The Royal Bavarian State Railways built two turntables, complete with roundhouses, in 1906 to facilitate the locomotives turning around for their return journeys. Other buildings include workshops, areas for washing the locomotives and accommodation for the workers who kept the locomotives running. Although the main train station in the area was badly damaged during the Second World War, the buildings which now house the museum escaped the devastation, and remained in use by the Deutsche Bahn until around the late 1980s. In 1996, the Augsburg Railway Park was declared to be a protected historical site.

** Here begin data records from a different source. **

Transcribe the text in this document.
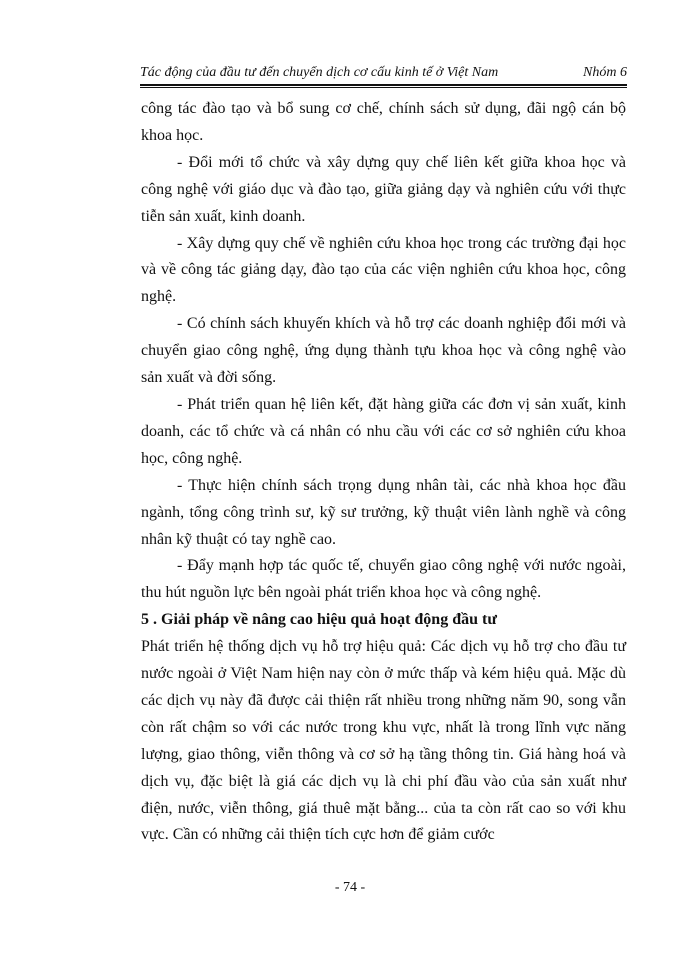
Tác động của đầu tư đến chuyển dịch cơ cấu kinh tế ở Việt Nam	Nhóm 6

công tác đào tạo và bổ sung cơ chế, chính sách sử dụng, đãi ngộ cán bộ khoa học.

- Đổi mới tổ chức và xây dựng quy chế liên kết giữa khoa học và công nghệ với giáo dục và đào tạo, giữa giảng dạy và nghiên cứu với thực tiễn sản xuất, kinh doanh.

- Xây dựng quy chế về nghiên cứu khoa học trong các trường đại học và về công tác giảng dạy, đào tạo của các viện nghiên cứu khoa học, công nghệ.

- Có chính sách khuyến khích và hỗ trợ các doanh nghiệp đổi mới và chuyển giao công nghệ, ứng dụng thành tựu khoa học và công nghệ vào sản xuất và đời sống.

- Phát triển quan hệ liên kết, đặt hàng giữa các đơn vị sản xuất, kinh doanh, các tổ chức và cá nhân có nhu cầu với các cơ sở nghiên cứu khoa học, công nghệ.

- Thực hiện chính sách trọng dụng nhân tài, các nhà khoa học đầu ngành, tổng công trình sư, kỹ sư trưởng, kỹ thuật viên lành nghề và công nhân kỹ thuật có tay nghề cao.

- Đẩy mạnh hợp tác quốc tế, chuyển giao công nghệ với nước ngoài, thu hút nguồn lực bên ngoài phát triển khoa học và công nghệ.

5 . Giải pháp về nâng cao hiệu quả hoạt động đầu tư

Phát triển hệ thống dịch vụ hỗ trợ hiệu quả: Các dịch vụ hỗ trợ cho đầu tư nước ngoài ở Việt Nam hiện nay còn ở mức thấp và kém hiệu quả. Mặc dù các dịch vụ này đã được cải thiện rất nhiều trong những năm 90, song vẫn còn rất chậm so với các nước trong khu vực, nhất là trong lĩnh vực năng lượng, giao thông, viễn thông và cơ sở hạ tầng thông tin. Giá hàng hoá và dịch vụ, đặc biệt là giá các dịch vụ là chi phí đầu vào của sản xuất như điện, nước, viễn thông, giá thuê mặt bằng... của ta còn rất cao so với khu vực. Cần có những cải thiện tích cực hơn để giảm cước

- 74 -
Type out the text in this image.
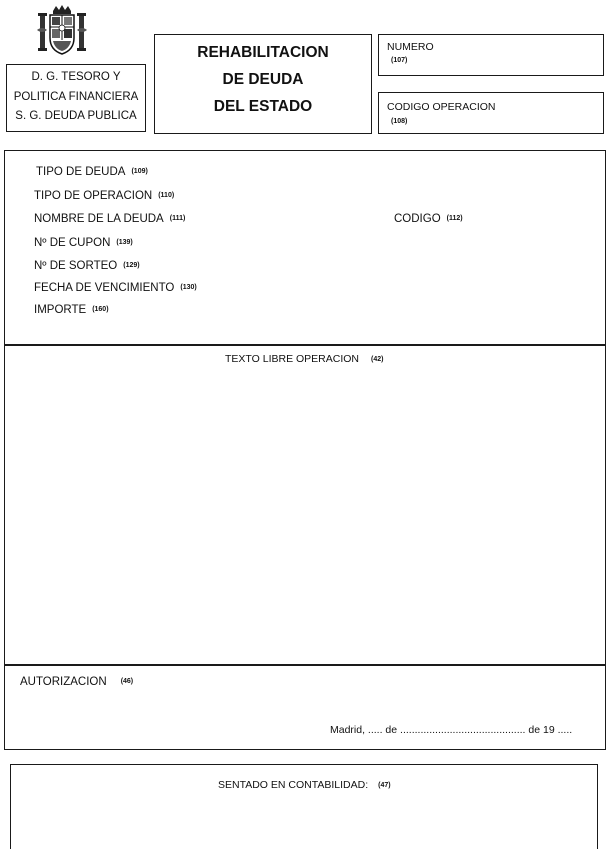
D. G. TESORO Y
POLITICA FINANCIERA
S. G. DEUDA PUBLICA
REHABILITACION
DE DEUDA
DEL ESTADO
NUMERO
(107)
CODIGO OPERACION
(108)
TIPO DE DEUDA (109)
TIPO DE OPERACION (110)
NOMBRE DE LA DEUDA (111)	CODIGO (112)
Nº DE CUPON (139)
Nº DE SORTEO (129)
FECHA DE VENCIMIENTO (130)
IMPORTE (160)
TEXTO LIBRE OPERACION (42)
AUTORIZACION (46)
Madrid, ..... de ........................................... de 19 .....
SENTADO EN CONTABILIDAD: (47)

Visitors to the Augsburg Railway Park today will appreciate the amount of work and expertize that has gone into restoring the historic locomotives on display. These include a Railbus ET91 01 from Germany, commonly referred to as the Glass Train, because of its large windows allowing passengers unrestricted views of their surroundings. Built in 1935, these trains were used primarily for leisure trips. From France is the electric locomotive CC6503, with the Mountain Express steam locomotive from Slovenia and the narrow gauge forest railway steam locomotive from Rumania also being on display in the Europa Roundhouse of the museum.
The museum also includes a range of steam and electric locomotives on loan from the Nuremberg Transport Museum, as well as a railway trolley collection featuring the vehicles used by railway maintenance crews. Another interesting feature at Augsburg Railway Park is an example of the Raupach Steam Engine, built in 1911 and used to general electrical energy at many factories in Germany in the early to mid-1900s.
In addition to special events, such as the 150th anniversary celebration of Rudolf Diesel held in 2008 and the display of the Istanbul Orient Express in 2006, the Augsburg Railway Park holds regular jazz concerts and has restaurants permanently on site - offering an educational and entertaining day out for the entire family.